ABC_FIXED_20220720_VALUEABC.csv
ABC_FIXED_20220720_VALUEABCQUERY_answer.csv
ABC_FIXED_20220720_VALUEDEF.csv
ABC_FIXED_20220720_VALUEDEFQUERY_answer.csv 

Two strings are considered as matched based on a matching substring value (VALUEABC, VALUEDEF in the above shown strings). Thus I am looking to match first 2 (having VALUEABC) and then next 2 (having VALUEDEF). The matched strings are identified based on the same value returned for one regex group.

What I tried so far

ABC.*[0-9]{8}_(.*[^QUERY_answer])(?:QUERY_answer)?.csv

This returns regex group-1 (from (.*[^QUERY_answer])) value "VALUEABC" for first 2 strings and "VALUEDEF" for next 2 strings and thus desired matching achieved.

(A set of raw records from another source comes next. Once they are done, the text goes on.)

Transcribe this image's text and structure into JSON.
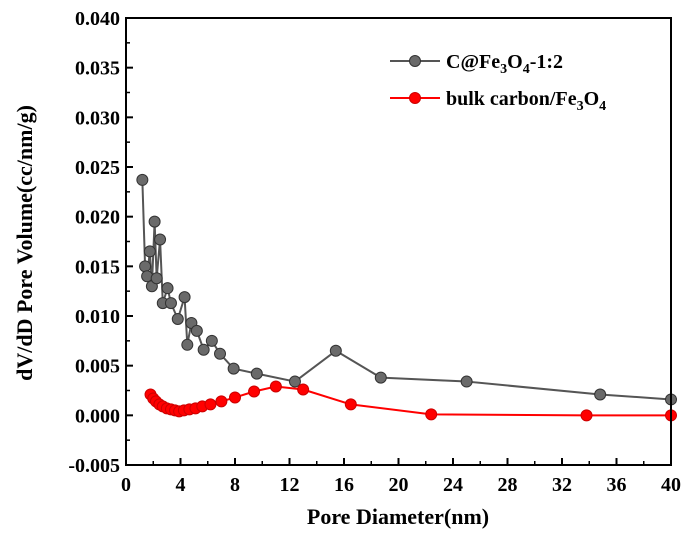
{
  "chart_data": {
    "type": "line",
    "title": "",
    "xlabel": "Pore Diameter(nm)",
    "ylabel": "dV/dD Pore Volume(cc/nm/g)",
    "xlim": [
      0,
      40
    ],
    "ylim": [
      -0.005,
      0.04
    ],
    "xticks": [
      0,
      4,
      8,
      12,
      16,
      20,
      24,
      28,
      32,
      36,
      40
    ],
    "xtick_labels": [
      "0",
      "4",
      "8",
      "12",
      "16",
      "20",
      "24",
      "28",
      "32",
      "36",
      "40"
    ],
    "yticks": [
      -0.005,
      0.0,
      0.005,
      0.01,
      0.015,
      0.02,
      0.025,
      0.03,
      0.035,
      0.04
    ],
    "ytick_labels": [
      "-0.005",
      "0.000",
      "0.005",
      "0.010",
      "0.015",
      "0.020",
      "0.025",
      "0.030",
      "0.035",
      "0.040"
    ],
    "grid": false,
    "legend_position": "top-right",
    "legend_texts": {
      "gray": {
        "main": "C@Fe",
        "s1": "3",
        "mid": "O",
        "s2": "4",
        "tail": "-1:2"
      },
      "red": {
        "main": "bulk carbon/Fe",
        "s1": "3",
        "mid": "O",
        "s2": "4",
        "tail": ""
      }
    },
    "series": [
      {
        "name": "C@Fe3O4-1:2",
        "color": "#555555",
        "marker_fill": "#6a6a6a",
        "points": [
          [
            1.2,
            0.0237
          ],
          [
            1.4,
            0.015
          ],
          [
            1.55,
            0.014
          ],
          [
            1.75,
            0.0165
          ],
          [
            1.9,
            0.013
          ],
          [
            2.1,
            0.0195
          ],
          [
            2.25,
            0.0138
          ],
          [
            2.5,
            0.0177
          ],
          [
            2.7,
            0.0113
          ],
          [
            3.05,
            0.0128
          ],
          [
            3.3,
            0.0113
          ],
          [
            3.8,
            0.0097
          ],
          [
            4.3,
            0.0119
          ],
          [
            4.5,
            0.0071
          ],
          [
            4.8,
            0.0093
          ],
          [
            5.2,
            0.0085
          ],
          [
            5.7,
            0.0066
          ],
          [
            6.3,
            0.0075
          ],
          [
            6.9,
            0.0062
          ],
          [
            7.9,
            0.0047
          ],
          [
            9.6,
            0.0042
          ],
          [
            12.4,
            0.0034
          ],
          [
            15.4,
            0.0065
          ],
          [
            18.7,
            0.0038
          ],
          [
            25.0,
            0.0034
          ],
          [
            34.8,
            0.0021
          ],
          [
            40.0,
            0.0016
          ]
        ],
        "markers_until": 26
      },
      {
        "name": "bulk carbon/Fe3O4",
        "color": "#ff0000",
        "marker_fill": "#ff0000",
        "points": [
          [
            1.8,
            0.0021
          ],
          [
            2.0,
            0.0017
          ],
          [
            2.2,
            0.0014
          ],
          [
            2.45,
            0.0011
          ],
          [
            2.7,
            0.0009
          ],
          [
            3.0,
            0.0007
          ],
          [
            3.3,
            0.0006
          ],
          [
            3.6,
            0.0005
          ],
          [
            3.9,
            0.0004
          ],
          [
            4.25,
            0.0005
          ],
          [
            4.65,
            0.0006
          ],
          [
            5.1,
            0.0007
          ],
          [
            5.6,
            0.0009
          ],
          [
            6.2,
            0.0011
          ],
          [
            7.0,
            0.0014
          ],
          [
            8.0,
            0.0018
          ],
          [
            9.4,
            0.0024
          ],
          [
            11.0,
            0.0029
          ],
          [
            13.0,
            0.0026
          ],
          [
            16.5,
            0.0011
          ],
          [
            22.4,
            0.0001
          ],
          [
            33.8,
            0.0
          ],
          [
            40.0,
            0.0
          ]
        ],
        "markers_until": 22
      }
    ]
  }
}
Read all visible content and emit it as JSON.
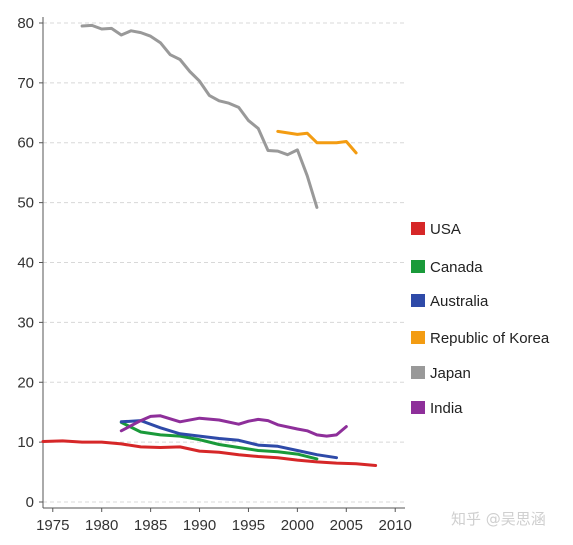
{
  "chart_data": {
    "type": "line",
    "title": "",
    "xlabel": "",
    "ylabel": "",
    "xlim": [
      1974,
      2011
    ],
    "ylim": [
      -1,
      81
    ],
    "x_ticks": [
      1975,
      1980,
      1985,
      1990,
      1995,
      2000,
      2005,
      2010
    ],
    "y_ticks": [
      0,
      10,
      20,
      30,
      40,
      50,
      60,
      70,
      80
    ],
    "grid": "horizontal dashed",
    "legend_position": "right",
    "series": [
      {
        "name": "USA",
        "color": "#d62728",
        "points": [
          [
            1974,
            10.1
          ],
          [
            1976,
            10.2
          ],
          [
            1978,
            10.0
          ],
          [
            1980,
            10.0
          ],
          [
            1982,
            9.7
          ],
          [
            1984,
            9.2
          ],
          [
            1986,
            9.1
          ],
          [
            1988,
            9.2
          ],
          [
            1990,
            8.5
          ],
          [
            1992,
            8.3
          ],
          [
            1994,
            7.9
          ],
          [
            1996,
            7.6
          ],
          [
            1998,
            7.4
          ],
          [
            2000,
            7.0
          ],
          [
            2002,
            6.7
          ],
          [
            2004,
            6.5
          ],
          [
            2006,
            6.4
          ],
          [
            2008,
            6.1
          ]
        ]
      },
      {
        "name": "Canada",
        "color": "#1a9a3a",
        "points": [
          [
            1982,
            13.3
          ],
          [
            1984,
            11.7
          ],
          [
            1986,
            11.2
          ],
          [
            1988,
            11.0
          ],
          [
            1990,
            10.4
          ],
          [
            1992,
            9.6
          ],
          [
            1994,
            9.1
          ],
          [
            1996,
            8.6
          ],
          [
            1998,
            8.4
          ],
          [
            2000,
            8.0
          ],
          [
            2002,
            7.2
          ]
        ]
      },
      {
        "name": "Australia",
        "color": "#2e4aa8",
        "points": [
          [
            1982,
            13.4
          ],
          [
            1984,
            13.6
          ],
          [
            1986,
            12.4
          ],
          [
            1988,
            11.4
          ],
          [
            1990,
            11.0
          ],
          [
            1992,
            10.6
          ],
          [
            1994,
            10.3
          ],
          [
            1996,
            9.5
          ],
          [
            1998,
            9.3
          ],
          [
            2000,
            8.6
          ],
          [
            2002,
            7.9
          ],
          [
            2004,
            7.4
          ]
        ]
      },
      {
        "name": "Republic of Korea",
        "color": "#f39c12",
        "points": [
          [
            1998,
            61.9
          ],
          [
            2000,
            61.4
          ],
          [
            2001,
            61.6
          ],
          [
            2002,
            60.0
          ],
          [
            2004,
            60.0
          ],
          [
            2005,
            60.2
          ],
          [
            2006,
            58.3
          ]
        ]
      },
      {
        "name": "Japan",
        "color": "#999999",
        "points": [
          [
            1978,
            79.5
          ],
          [
            1979,
            79.6
          ],
          [
            1980,
            79.0
          ],
          [
            1981,
            79.1
          ],
          [
            1982,
            78.0
          ],
          [
            1983,
            78.7
          ],
          [
            1984,
            78.4
          ],
          [
            1985,
            77.8
          ],
          [
            1986,
            76.7
          ],
          [
            1987,
            74.7
          ],
          [
            1988,
            73.9
          ],
          [
            1989,
            71.9
          ],
          [
            1990,
            70.3
          ],
          [
            1991,
            67.9
          ],
          [
            1992,
            67.0
          ],
          [
            1993,
            66.6
          ],
          [
            1994,
            65.9
          ],
          [
            1995,
            63.7
          ],
          [
            1996,
            62.4
          ],
          [
            1997,
            58.7
          ],
          [
            1998,
            58.6
          ],
          [
            1999,
            58.0
          ],
          [
            2000,
            58.8
          ],
          [
            2001,
            54.5
          ],
          [
            2002,
            49.2
          ]
        ]
      },
      {
        "name": "India",
        "color": "#8e2f9a",
        "points": [
          [
            1982,
            11.9
          ],
          [
            1984,
            13.6
          ],
          [
            1985,
            14.3
          ],
          [
            1986,
            14.4
          ],
          [
            1988,
            13.4
          ],
          [
            1990,
            14.0
          ],
          [
            1992,
            13.7
          ],
          [
            1994,
            13.0
          ],
          [
            1995,
            13.5
          ],
          [
            1996,
            13.8
          ],
          [
            1997,
            13.6
          ],
          [
            1998,
            12.9
          ],
          [
            2000,
            12.2
          ],
          [
            2001,
            11.9
          ],
          [
            2002,
            11.2
          ],
          [
            2003,
            11.0
          ],
          [
            2004,
            11.2
          ],
          [
            2005,
            12.6
          ]
        ]
      }
    ]
  },
  "watermark": "知乎 @吴思涵"
}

But the problem with above regex is that as soon as the value ends with any of the characters of "QUERY_answer", the regex doesn't match any value for the grouping. For instance, the below 2 strings doesn't match at all as the VALUESTU ends with "U" here :

ABC_FIXED_20220720_VALUESTU.csv
ABC_FIXED_20220720_VALUESTUQUERY_answer.csv

I tried to use Negative Lookahead:

ABC.*[0-9]{8}_(.*(?!QUERY_answer))(?:QUERY_answer)?.csv

but in this case the grouping-1 value is returned as "VALUESTU" for first string and "VALUESTUQUERY_answer" for second string, thus effectively making the 2 strings unmatched.

Any way to achieve the desired matching?


Solution

  • You need

    ABC.*[0-9]{8}_(.*?)(?:QUERY_answer)?\.csv
    

    See the regex demo.

    Note

    • .*[^QUERY_answer] matches any zero or more chars other than line break chars as many as possible, and then any one char other than Q, U, E, etc., i.e. any char in the negated character class. This is replaced with .*?, to match any zero or more chars other than line break chars as few as possible.
    • (?:QUERY_answer)? - the group is made non-capturing to reduce grouping complexity.
    • \.csv - the . is escaped to match a literal dot.